Early into her weight loss journey, Clare was diagnosed with psoriatic arthritis. But due to changes she has made since, she's been able to keep her mobility.

She said: "I have it in every joint of my body. If I stop moving, I seize up, my joints and muscles stop working. If I was still overweight and didn't change my diet and movement, I would be in a wheelchair right now."

Clare McIvor. (Justin Kernoghan/Belfast Live)

Clare said her children had "a very unhappy mum", but she has since been able to turn her life around and regularly brings them on activities, joking that she even has more energy than them now.

"I cried all the time," the mum-of-two added.

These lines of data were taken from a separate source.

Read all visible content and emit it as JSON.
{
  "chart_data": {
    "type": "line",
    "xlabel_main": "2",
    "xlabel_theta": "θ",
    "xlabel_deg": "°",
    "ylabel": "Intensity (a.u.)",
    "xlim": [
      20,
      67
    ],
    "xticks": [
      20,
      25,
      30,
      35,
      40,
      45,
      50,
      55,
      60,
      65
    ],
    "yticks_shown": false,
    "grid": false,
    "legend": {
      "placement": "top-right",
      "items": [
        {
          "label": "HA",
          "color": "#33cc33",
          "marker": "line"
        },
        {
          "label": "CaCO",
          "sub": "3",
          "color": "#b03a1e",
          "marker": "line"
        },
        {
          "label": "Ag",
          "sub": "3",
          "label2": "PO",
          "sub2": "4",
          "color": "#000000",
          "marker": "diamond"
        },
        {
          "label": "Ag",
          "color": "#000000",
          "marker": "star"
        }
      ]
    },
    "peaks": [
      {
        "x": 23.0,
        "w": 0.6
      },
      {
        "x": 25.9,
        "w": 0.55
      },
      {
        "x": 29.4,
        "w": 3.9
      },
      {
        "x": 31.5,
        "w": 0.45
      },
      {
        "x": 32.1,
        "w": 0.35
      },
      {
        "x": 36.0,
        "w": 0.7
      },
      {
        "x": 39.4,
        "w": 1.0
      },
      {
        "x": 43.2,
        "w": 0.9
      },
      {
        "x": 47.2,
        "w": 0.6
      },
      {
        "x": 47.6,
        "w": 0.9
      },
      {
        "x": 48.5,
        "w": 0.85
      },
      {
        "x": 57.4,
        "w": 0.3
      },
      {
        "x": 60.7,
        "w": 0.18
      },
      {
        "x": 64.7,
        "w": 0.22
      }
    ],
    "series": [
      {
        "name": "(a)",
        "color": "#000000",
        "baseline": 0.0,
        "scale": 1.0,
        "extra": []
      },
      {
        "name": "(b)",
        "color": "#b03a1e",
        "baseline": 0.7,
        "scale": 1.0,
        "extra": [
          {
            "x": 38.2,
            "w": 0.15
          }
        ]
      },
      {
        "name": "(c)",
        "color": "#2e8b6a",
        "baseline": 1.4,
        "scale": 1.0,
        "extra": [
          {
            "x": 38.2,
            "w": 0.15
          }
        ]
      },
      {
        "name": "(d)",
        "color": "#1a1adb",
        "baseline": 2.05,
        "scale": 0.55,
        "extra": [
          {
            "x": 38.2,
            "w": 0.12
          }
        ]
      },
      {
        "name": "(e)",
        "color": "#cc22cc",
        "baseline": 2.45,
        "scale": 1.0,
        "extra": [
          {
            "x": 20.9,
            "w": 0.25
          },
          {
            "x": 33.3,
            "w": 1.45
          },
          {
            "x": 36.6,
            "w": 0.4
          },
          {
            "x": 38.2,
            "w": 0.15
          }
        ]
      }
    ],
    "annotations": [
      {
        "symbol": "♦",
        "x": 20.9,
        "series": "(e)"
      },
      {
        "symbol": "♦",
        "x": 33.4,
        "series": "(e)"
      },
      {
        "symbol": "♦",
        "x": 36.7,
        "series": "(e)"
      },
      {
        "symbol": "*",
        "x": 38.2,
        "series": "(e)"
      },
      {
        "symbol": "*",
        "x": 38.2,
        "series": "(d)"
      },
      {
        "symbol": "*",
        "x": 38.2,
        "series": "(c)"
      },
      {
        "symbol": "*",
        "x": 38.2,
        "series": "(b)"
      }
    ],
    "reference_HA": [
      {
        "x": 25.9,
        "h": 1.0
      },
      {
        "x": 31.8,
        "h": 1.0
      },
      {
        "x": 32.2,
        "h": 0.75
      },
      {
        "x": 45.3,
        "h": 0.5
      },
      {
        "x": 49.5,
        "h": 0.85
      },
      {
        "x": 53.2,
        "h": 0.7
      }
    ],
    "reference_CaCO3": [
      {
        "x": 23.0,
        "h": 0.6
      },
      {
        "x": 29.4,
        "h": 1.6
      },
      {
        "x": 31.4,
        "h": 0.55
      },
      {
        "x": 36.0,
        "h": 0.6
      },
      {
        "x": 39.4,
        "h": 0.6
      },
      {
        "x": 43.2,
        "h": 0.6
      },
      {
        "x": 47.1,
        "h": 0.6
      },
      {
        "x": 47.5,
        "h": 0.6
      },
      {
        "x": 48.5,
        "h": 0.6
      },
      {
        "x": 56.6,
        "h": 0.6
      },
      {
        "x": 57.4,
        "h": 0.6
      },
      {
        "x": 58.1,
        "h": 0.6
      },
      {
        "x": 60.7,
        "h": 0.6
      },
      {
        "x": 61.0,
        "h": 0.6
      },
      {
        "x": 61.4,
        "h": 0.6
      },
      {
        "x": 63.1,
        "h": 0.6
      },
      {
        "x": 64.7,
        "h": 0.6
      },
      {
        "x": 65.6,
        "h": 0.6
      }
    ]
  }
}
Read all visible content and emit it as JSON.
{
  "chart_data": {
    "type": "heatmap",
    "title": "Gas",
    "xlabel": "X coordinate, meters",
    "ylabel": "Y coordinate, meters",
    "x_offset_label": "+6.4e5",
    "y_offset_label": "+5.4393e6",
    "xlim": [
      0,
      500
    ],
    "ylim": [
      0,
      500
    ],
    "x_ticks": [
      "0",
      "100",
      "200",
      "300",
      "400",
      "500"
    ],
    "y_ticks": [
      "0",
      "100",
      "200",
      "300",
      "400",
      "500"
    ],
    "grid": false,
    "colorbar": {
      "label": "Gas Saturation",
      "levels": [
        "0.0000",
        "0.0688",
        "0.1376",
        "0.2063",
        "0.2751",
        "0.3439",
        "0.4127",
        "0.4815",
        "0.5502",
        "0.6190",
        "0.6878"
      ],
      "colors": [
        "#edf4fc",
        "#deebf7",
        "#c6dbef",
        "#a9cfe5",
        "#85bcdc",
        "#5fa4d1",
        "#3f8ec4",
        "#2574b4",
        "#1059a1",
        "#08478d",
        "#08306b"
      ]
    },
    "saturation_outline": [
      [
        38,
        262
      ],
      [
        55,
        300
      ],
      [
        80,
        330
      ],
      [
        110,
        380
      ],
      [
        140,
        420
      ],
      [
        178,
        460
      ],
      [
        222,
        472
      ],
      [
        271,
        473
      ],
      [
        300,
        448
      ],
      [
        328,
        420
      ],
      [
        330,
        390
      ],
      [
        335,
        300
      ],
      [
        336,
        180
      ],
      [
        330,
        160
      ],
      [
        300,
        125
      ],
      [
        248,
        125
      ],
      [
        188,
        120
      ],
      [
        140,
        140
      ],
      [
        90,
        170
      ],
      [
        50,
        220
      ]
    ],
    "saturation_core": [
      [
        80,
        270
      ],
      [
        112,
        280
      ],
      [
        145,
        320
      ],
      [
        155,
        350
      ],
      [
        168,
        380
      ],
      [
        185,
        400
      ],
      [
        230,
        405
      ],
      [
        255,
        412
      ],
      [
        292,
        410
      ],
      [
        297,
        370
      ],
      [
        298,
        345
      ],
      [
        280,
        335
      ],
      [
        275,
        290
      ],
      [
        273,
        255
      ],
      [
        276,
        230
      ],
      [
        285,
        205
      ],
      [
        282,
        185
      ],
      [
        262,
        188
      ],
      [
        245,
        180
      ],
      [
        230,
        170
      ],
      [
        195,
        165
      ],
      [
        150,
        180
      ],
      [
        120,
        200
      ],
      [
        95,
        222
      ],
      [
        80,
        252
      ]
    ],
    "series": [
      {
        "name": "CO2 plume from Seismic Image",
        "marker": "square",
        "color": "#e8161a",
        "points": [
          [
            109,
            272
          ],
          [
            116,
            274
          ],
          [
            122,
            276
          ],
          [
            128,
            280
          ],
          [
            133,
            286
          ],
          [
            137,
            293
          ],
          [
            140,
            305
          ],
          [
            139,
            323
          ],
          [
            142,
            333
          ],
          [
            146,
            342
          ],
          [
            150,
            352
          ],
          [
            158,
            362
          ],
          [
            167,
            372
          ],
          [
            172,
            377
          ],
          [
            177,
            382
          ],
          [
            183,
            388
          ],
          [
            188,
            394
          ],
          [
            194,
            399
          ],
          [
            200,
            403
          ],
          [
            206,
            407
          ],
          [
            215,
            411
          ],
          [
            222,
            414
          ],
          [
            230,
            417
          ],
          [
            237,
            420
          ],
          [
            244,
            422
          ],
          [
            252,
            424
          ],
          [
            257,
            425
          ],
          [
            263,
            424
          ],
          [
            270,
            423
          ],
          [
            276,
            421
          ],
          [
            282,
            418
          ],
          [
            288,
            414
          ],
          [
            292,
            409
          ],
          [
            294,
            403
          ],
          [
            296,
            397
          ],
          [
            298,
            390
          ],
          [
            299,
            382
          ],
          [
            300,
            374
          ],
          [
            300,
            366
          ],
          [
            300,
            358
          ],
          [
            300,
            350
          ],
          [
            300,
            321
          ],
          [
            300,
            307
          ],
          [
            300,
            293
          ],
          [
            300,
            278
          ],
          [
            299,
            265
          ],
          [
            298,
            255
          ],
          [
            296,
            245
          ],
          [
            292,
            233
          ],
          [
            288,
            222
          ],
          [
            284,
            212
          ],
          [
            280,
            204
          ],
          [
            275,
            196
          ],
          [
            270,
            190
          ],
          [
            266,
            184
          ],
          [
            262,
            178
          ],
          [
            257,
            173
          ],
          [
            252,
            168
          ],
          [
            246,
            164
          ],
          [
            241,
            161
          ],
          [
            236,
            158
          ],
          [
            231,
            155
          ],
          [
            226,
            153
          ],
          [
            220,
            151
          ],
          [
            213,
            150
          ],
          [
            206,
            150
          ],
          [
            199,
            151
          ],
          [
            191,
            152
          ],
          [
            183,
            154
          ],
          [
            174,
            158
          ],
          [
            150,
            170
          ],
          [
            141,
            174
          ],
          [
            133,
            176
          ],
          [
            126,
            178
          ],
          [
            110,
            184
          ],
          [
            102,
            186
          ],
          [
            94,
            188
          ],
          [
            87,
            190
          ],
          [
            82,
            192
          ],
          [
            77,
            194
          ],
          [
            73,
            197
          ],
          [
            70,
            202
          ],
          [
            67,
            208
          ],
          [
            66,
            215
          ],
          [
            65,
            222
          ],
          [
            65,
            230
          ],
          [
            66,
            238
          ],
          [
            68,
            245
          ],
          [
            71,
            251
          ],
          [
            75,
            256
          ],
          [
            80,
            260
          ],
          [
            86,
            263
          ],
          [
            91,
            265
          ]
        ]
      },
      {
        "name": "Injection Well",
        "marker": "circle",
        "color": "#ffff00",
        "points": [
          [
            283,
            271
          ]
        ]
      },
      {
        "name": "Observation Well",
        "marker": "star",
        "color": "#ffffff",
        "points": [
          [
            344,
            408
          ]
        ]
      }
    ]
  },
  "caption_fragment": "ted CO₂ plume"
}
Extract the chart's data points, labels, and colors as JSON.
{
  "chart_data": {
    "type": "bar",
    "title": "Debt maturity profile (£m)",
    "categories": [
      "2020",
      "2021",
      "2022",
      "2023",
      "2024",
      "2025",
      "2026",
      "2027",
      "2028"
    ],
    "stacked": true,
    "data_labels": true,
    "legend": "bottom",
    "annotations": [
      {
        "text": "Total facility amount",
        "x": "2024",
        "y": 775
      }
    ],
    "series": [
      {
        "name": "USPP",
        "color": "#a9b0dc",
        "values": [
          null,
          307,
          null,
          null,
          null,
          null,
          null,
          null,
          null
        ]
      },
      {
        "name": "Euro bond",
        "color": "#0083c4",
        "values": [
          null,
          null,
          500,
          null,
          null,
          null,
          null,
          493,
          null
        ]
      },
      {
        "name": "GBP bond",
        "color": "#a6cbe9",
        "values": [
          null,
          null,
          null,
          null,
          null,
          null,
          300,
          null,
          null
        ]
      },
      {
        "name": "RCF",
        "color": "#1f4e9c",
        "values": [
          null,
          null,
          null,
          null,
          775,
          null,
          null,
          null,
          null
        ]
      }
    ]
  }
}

"But now kids have a healthy mum who's on the swings with them now rather than sitting in the car exhausted watching them. I missed out on all those things when I was younger so I'm going to be the really embarrassing mum who does it all now!

"I want to enjoy the rest of my life as best as I possibly can. That's what a lot of people aren't doing, they close themselves off from the world and get stuck behind a wall of not moving. There's more out there to life but we need to be happy and active to enjoy it."

Previously working in the finance sector, Clare said she always knew she wanted a job where she could help people.

She continued: "I worked in finance and wasn't getting anything from it whatsoever. Never in a million years did I think when I was going to lose weight it would end up being my career as well. Who would've thought I'd been in front of people giving them advice on losing weight?

"But now 250 members a week come through this door and I have a part in changing their lives. I just love that."